At this stage, the committee's confidence in ASIC's ability to monitor the CBA's implementation of its new undertaking regarding the compensation process is severely undermined. Furthermore, the CBA's credibility in the CFPL matter is so compromised that, to my mind, responsibility for the compensation process should be taken away from the bank. The time is well overdue for full, frank and open disclosure on the CFPL business.
Given the seriousness of the matter, the egregious nature of the conduct, the potential number of clients affected, and the lack of transparency surrounding the compensation process, I believe that a royal commission should be established. This is not a recommendation that the committee has made lightly. However, the evidence is so compelling that a royal commission is warranted. This scandal needs to stand as a lesson for the entire financial services sector.
Firms need to know that they cannot turn a blind eye to unscrupulous employees who do whatever it takes to profit at the expense of vulnerable clients.
This inquiry underlined the critical importance of ensuring that Australia has a robust corporate regulatory system under the stewardship of a strong and effective regulator.
The committee's recommendations are designed to help ASIC become a self-evaluating and self-correcting organisation—to be a proactive regulator with teeth that acts decisively, but also fairly.
The recommendations recognise the need for ASIC to be alert to emerging business models or new financial products and to match the inventiveness and resourcefulness of those in the industry who seek to circumvent the law.
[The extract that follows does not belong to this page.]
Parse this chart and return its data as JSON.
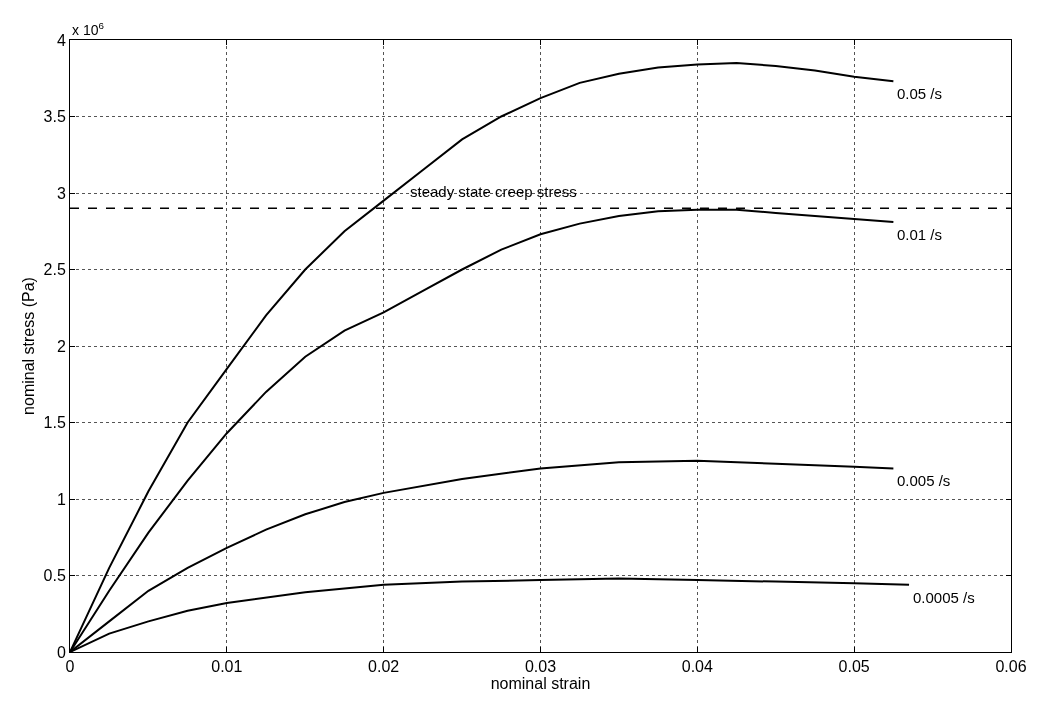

The committee's recommendations go to matters such as:
improving or strengthening ASIC's understanding and appreciation of Australia's corporate environment and those it regulates;
building ASIC's analytical and investigative skills so it is able to discern early warning signs of unhealthy trends or troubling behaviour;
ASIC working more effectively with other industry and professional bodies—to ensure it has strong, constructive and cooperative relationships with all the financial system gatekeepers;
a review of penalties currently available for contraventions of the legislation ASIC administers; and
making enforceable undertakings far more robust, transparent and effective in bringing about the desired changes.
As I said at the outset, this was an important inquiry. I regard it as a wake-up call for ASIC. One of the best outcomes of this inquiry so far is that ASIC itself has begun to examine its performance and consider how it can do things better. The regulatory system will be stronger and more resilient if ASIC keeps this up.
I commend this report to the Senate.